Sen. Bernie Sanders brought his insurgent presidential campaign to Minnesota Sunday, charging up more than 3,000 supporters with his fiery, left-leaning rhetoric about income inequality and money in politics.
Speaking for about 45 minutes at the American Indian Center in Minneapolis, Sanders insisted that the American economy and now its democracy have been broken because too much power has accrued to the wealthy.
"You guys already own much of the economy. Now we're going to give you the United States government and state governments all over this country. Brothers and sisters, that is not democracy. That is a movement toward oligarchy," he said in his Brooklyn accent, to shouts and cheers.
The crowd, with some people standing outside because the hall was full, seemed unconcerned with the conventional wisdom that there is no race on the Democratic side as Hillary Clinton marches toward the nomination with a pile of money, endorsements and party faithful's love of the Clinton name.
The Democratic nominee will face a large and growing field of announced and potential Republican candidates, including former Fla. Gov. Jeb Bush, senators Marco Rubio, Rand Paul and Ted Cruz, Wisconsin Gov. Scott Walker, Dr. Ben Carson and former Arkansas Gov. Mike Huckabee, among others.
Sanders' straightforward leftism hearkens to the 1960s, and many in the crowd appeared to be veterans of battles over the Vietnam War and civil and women's rights.

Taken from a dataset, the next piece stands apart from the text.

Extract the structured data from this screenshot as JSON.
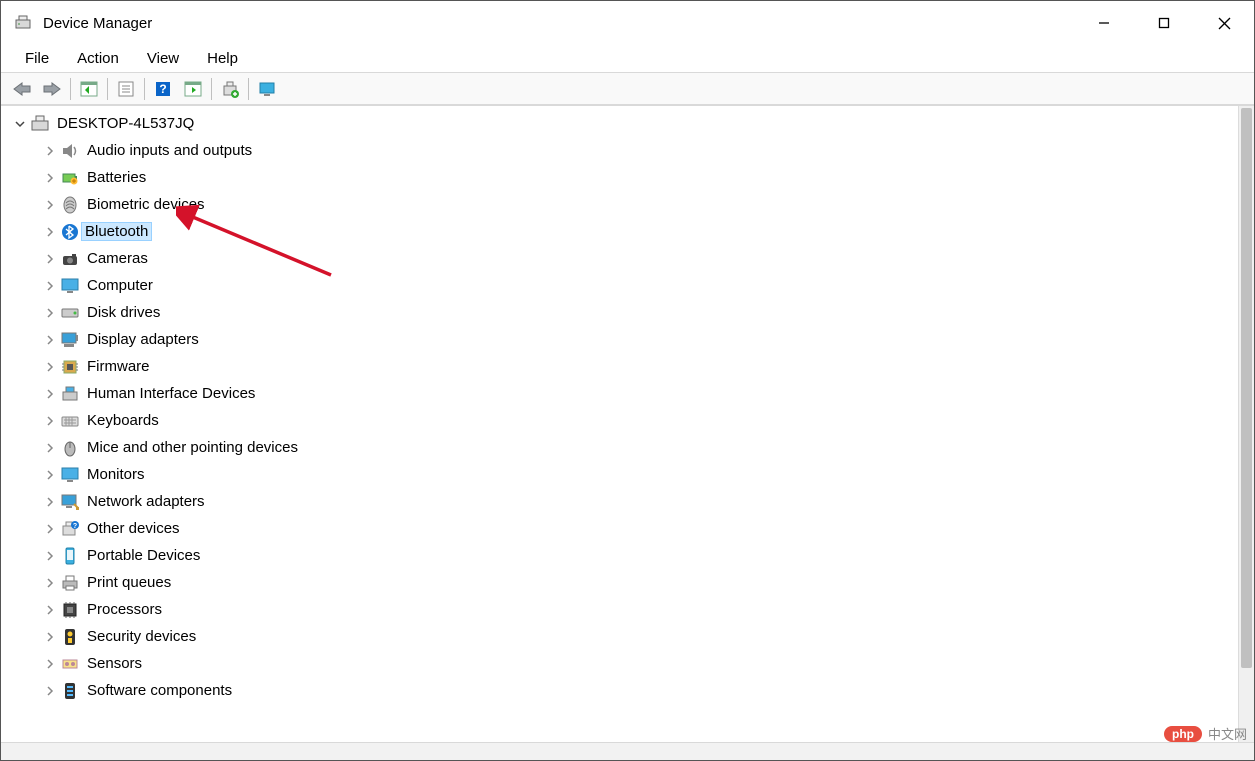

Dr. Bill Wallin, 69 and medical director of a clinic in California that serves undocumented immigrants, said aside from some phone banking for Barack Obama in 2008, he had not been to a political event since the 1968 campaign of Sen. Eugene McCarthy, the Democrats' antiwar candidate who helped upend the presidency of Lyndon Johnson.
Wallin said Sanders, an independent from Vermont who caucuses with Democrats, is the candidate who will fight what the Oakland physician called "corporate hegemony."